David A. Ranheim, Minneapolis, Minnesota, argued (Robert E. Cattanach, Steven J. Wells and Alexandra B. Klass, Minneapolis, Minnesota, on the brief), for Appellees.
Jocelyn F. Olson, St. Paul, Minnesota and Hubert H. Humphrey, Attorney General, on the brief, for Amicus Curiae State of Minnesota.
David L. Hashmall, Minneapolis, Minnesota, on the brief, for Amicus Curiae Ogden Products, Inc.
Before WOLLMAN and BEAM, Circuit Judges, and LAUGHREY, 1 District Judge.
BEAM, Circuit Judge.
This case involves the authority of a local government to regulate the flow and disposal of solid waste. Hennepin County, Minnesota, enacted a "flow control" regulation ("Ordinance 12") that required most County waste to be delivered to County-designated transfer stations or processing facilities. The County later suspended enforcement of Ordinance 12 with respect to waste destined for disposal outside of Minnesota, but continued to require all waste remaining in the state to go to the designated facilities. Local and out-of-state waste haulers, landfills, and residential and commercial waste generators brought suit, alleging that Ordinance 12 violates the Commerce Clause of the United States Constitution.

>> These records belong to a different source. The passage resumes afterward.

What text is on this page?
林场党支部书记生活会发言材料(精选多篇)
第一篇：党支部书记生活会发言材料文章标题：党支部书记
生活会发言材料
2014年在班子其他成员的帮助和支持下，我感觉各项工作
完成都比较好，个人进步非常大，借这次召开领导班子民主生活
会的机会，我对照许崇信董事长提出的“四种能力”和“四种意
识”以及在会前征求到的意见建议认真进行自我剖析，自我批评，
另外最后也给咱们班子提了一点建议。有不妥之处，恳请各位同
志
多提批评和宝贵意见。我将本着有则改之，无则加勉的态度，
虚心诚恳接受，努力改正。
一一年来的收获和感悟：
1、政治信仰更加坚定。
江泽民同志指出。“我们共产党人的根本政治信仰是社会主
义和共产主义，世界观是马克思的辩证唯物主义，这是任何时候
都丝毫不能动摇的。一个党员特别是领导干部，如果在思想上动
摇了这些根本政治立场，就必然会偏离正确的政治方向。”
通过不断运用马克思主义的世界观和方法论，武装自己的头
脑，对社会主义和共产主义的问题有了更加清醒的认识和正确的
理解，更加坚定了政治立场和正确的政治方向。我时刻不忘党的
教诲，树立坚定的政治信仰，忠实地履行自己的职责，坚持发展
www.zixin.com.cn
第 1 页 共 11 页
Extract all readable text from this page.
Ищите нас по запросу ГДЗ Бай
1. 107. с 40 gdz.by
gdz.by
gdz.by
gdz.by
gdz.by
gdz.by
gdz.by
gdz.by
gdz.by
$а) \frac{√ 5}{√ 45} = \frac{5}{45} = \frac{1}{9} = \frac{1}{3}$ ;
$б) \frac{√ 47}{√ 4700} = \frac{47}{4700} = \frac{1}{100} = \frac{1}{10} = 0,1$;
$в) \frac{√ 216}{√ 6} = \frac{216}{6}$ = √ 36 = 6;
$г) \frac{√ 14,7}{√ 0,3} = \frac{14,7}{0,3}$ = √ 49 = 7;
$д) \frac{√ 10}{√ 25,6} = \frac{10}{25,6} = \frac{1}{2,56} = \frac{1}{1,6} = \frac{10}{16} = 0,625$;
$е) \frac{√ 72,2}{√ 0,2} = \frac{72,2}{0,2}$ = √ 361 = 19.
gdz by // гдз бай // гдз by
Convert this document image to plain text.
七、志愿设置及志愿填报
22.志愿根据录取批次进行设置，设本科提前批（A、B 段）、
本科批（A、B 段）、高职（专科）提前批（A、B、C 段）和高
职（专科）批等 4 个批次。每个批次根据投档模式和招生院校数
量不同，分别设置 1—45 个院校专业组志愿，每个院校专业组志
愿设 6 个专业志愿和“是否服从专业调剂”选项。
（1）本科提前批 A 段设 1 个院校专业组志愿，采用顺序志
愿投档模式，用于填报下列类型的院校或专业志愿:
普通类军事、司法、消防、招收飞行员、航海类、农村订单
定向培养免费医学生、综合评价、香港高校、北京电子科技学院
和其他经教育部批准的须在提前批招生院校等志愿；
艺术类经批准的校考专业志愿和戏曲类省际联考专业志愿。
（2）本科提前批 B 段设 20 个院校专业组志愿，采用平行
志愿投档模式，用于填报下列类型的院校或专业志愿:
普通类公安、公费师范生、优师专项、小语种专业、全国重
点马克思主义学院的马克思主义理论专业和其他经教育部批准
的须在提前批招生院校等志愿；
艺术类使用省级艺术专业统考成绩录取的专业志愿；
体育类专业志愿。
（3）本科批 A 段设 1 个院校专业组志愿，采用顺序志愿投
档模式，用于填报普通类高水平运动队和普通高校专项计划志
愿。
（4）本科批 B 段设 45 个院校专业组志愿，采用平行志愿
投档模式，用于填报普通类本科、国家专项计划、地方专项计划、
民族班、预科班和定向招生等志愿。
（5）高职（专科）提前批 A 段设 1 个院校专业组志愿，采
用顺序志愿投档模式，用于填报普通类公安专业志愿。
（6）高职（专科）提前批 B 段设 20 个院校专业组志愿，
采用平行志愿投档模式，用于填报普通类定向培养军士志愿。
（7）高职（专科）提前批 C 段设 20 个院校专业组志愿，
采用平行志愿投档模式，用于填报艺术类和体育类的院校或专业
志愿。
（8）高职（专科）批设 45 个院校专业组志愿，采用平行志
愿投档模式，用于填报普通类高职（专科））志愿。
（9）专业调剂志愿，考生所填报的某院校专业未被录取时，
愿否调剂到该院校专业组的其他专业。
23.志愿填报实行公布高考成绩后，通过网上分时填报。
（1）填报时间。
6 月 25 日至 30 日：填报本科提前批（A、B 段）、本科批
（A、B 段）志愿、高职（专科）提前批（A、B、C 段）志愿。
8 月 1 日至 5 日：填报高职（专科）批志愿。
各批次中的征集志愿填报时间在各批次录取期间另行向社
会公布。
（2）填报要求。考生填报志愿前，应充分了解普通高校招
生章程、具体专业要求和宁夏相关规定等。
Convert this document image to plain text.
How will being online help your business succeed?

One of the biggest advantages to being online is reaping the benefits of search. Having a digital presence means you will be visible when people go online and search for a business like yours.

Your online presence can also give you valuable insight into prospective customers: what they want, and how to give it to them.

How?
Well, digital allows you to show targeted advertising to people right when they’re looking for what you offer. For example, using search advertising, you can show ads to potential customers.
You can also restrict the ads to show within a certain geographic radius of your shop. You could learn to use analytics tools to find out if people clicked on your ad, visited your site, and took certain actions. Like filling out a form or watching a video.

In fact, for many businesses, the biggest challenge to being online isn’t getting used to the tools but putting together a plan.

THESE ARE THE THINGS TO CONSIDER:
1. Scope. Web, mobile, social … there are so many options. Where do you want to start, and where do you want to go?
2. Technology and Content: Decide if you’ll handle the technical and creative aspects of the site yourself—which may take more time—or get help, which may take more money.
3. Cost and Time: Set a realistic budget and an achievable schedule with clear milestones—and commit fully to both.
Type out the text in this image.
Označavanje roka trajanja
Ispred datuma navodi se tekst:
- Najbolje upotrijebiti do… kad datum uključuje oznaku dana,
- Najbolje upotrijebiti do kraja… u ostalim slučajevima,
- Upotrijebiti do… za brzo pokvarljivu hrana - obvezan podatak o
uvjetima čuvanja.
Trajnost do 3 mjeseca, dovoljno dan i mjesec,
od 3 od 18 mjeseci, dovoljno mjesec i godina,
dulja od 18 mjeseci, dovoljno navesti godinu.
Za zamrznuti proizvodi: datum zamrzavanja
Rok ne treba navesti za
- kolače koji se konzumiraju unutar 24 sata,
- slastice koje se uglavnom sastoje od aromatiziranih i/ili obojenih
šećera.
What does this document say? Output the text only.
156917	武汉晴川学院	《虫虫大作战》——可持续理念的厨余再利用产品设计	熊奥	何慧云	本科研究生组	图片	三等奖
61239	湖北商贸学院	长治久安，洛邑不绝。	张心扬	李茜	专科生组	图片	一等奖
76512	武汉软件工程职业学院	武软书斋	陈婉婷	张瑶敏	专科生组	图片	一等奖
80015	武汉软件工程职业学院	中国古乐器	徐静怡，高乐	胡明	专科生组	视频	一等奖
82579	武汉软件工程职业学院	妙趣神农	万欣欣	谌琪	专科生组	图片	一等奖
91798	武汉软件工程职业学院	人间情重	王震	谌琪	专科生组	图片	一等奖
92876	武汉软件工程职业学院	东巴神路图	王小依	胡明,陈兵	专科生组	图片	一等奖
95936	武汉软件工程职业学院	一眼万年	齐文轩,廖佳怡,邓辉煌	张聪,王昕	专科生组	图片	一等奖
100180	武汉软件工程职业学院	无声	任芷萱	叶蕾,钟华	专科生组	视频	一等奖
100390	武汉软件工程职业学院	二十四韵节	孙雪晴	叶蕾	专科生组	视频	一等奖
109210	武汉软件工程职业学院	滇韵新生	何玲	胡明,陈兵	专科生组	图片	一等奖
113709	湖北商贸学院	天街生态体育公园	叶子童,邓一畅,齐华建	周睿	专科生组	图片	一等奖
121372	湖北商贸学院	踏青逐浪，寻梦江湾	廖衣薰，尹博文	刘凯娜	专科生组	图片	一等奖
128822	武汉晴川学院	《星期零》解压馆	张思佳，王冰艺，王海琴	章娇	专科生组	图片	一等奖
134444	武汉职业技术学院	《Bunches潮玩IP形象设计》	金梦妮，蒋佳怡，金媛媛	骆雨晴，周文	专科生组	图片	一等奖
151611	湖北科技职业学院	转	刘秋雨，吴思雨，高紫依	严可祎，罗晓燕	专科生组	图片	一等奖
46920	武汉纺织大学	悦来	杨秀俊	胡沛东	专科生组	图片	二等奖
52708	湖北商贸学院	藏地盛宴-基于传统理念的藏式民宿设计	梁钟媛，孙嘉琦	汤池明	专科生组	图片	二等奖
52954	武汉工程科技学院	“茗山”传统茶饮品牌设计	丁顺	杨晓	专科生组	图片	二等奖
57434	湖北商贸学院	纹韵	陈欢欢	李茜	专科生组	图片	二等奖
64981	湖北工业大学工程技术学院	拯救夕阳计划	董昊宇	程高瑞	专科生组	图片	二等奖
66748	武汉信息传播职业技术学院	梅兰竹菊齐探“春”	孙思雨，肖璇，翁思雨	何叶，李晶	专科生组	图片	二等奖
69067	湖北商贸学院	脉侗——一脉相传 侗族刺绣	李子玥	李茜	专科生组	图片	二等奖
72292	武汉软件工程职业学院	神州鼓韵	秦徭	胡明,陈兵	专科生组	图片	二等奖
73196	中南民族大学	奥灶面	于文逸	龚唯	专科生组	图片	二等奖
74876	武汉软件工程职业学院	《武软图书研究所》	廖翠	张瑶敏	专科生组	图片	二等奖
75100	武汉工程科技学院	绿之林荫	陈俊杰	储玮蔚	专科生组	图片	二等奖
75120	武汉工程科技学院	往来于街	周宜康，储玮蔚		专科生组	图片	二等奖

After finding that both sets of plaintiffs have standing, the district court concluded that Ordinance 12, both as written and as currently enforced, discriminates against interstate commerce and permanently enjoined its enforcement. We hold that the "waste generator" plaintiffs--that is, customers of waste haulers--do not have standing. With respect to the merits, we agree that those provisions of Ordinance 12 that prevent the delivery of County waste to out-of-state processors are unconstitutional. We conclude, however, that as applied solely to intrastate waste disposal, Ordinance 12 does not discriminate against interstate commerce, and reverse and remand that portion of the district court decision.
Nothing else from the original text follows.